Но чудо! Его призыв был услышан! Спешенные казаки начали сбегаться к нему, подхватывая с земли брошенное оружие. Опомнившись, всадники строил ряды, повинуясь приказам уцелевших командиров. Их было мало — всего пять сотен против надвигавшейся многотысячной орды врага. Но не привыкать казаку биться малым числом. Затарахтели ружья, сохранившие пики разворачивались в лаву. Ими командовали Астахов и Миронов, закручивая круговерть. До слуха атамана донесся знакомый голос — то Дюжа поспешал на помощь, собрав кого смог.
Все бы ничего, могли бы отбиться, но одним из атакующих английских полков оказались уланы, почему-то наряженные в тюрбаны с яркими медными кокардами (2). Эти с пиками обращаться умели и строй держали плотный. Накатывались стальной щетиной и… нарвались на картечный залп! Немногие уцелевшие донцы-артиллеристы развернули в этом хаосе пару пушек и щедро приласкали пикинеров свинцовым горохом. Строй уланов распался, пошла сеча.
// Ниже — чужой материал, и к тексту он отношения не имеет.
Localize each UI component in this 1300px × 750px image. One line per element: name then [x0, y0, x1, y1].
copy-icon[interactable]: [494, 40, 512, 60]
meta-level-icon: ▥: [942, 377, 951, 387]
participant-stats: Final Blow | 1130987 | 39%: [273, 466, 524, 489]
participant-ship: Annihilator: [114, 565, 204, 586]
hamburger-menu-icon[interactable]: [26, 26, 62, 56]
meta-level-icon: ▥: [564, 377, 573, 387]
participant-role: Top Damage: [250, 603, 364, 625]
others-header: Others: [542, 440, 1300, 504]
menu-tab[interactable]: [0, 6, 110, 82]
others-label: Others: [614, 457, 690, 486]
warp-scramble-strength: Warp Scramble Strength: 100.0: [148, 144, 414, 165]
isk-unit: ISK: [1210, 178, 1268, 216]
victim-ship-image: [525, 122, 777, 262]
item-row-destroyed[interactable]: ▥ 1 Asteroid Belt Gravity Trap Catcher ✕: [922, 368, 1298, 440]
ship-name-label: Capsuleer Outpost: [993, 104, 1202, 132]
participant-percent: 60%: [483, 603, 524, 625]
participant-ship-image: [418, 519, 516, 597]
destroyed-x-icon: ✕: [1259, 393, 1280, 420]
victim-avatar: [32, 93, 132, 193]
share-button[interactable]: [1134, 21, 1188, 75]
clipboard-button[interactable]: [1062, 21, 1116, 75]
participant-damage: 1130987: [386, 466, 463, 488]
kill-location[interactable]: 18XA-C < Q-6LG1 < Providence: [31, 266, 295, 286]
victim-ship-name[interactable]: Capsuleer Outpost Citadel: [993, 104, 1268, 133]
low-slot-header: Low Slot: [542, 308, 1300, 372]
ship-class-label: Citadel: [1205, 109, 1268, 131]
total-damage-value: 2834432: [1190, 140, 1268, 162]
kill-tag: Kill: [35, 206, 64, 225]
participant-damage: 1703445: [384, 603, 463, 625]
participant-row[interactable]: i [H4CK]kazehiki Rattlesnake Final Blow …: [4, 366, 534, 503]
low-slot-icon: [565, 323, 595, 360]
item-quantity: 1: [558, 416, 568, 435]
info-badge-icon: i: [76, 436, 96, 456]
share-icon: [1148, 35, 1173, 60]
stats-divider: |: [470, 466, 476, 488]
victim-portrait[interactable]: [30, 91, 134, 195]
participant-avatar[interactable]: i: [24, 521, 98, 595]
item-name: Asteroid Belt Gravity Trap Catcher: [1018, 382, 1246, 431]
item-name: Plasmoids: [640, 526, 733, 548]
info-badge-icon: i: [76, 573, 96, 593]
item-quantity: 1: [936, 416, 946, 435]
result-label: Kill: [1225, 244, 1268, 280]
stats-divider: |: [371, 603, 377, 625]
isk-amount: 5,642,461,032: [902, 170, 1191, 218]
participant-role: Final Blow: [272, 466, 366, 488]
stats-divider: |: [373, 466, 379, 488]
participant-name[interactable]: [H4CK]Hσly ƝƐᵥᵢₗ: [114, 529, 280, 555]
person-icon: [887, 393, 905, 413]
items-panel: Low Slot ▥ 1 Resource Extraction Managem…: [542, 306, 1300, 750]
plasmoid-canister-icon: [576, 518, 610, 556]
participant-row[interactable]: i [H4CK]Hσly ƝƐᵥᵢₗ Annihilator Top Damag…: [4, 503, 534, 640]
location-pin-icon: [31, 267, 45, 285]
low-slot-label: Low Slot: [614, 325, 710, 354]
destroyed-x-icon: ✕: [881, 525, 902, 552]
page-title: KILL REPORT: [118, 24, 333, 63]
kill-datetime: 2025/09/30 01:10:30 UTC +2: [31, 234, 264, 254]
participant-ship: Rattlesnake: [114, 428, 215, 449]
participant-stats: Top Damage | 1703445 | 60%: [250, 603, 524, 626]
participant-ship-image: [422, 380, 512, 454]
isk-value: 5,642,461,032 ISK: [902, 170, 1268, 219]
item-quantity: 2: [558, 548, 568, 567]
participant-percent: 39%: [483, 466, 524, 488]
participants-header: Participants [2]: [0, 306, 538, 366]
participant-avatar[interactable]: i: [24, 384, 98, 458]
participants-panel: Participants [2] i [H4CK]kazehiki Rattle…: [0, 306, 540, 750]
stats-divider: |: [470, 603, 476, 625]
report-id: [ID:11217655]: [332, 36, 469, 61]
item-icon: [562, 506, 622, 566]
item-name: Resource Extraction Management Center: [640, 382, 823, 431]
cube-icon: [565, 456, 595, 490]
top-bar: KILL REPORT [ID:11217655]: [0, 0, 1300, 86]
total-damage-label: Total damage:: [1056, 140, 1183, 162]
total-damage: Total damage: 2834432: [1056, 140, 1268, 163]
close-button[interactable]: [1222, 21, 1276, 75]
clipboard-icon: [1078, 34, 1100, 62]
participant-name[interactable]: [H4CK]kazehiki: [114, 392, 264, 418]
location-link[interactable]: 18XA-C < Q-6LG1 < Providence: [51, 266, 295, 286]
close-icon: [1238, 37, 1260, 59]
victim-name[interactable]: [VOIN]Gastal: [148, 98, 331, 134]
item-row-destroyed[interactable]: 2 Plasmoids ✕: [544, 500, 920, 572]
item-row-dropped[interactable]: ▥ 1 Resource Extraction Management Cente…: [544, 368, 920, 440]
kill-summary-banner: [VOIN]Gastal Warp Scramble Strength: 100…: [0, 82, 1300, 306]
Платов бился в первых рядах. На него выскочил воин в доспехах и шлеме-шишаке, замахнулся копьем. Неизвестно откуда взявшийся и непонятно где нашедший себя лошадь Васька Кирсанов ударил пикой вражеского коня в ноздри. Тот взвился, но противник все ж таки завершил удар, пробив насквозь шею скакуну атамана. Платов не растерялся, вовремя спрыгнул и тут же полетел кубарем на землю от удара в спину. Перед глазами мелькнули копыта с большими железными подковами, рассеченная голова Миронова, свисавшего с седла, а через мгновение на атамана свалился визжащий от ярости кавалерист в красном мундире и высокой черной шапке с пером. Атаман вцепился ему в шею, запуская пальцы за подбородочный чешуйчатый ремень. Англичанин — тут сомнений уже в национальности не было, ибо тот орал исключительно «god damn» — вывернулся и ударил атамана эфесом тяжелого палаша.
Прежде чем Матвея приняла в свои объятья спасительная темнота, он понял, что ему не давало с утра покоя. Петя! Не надо было отсылать Петю!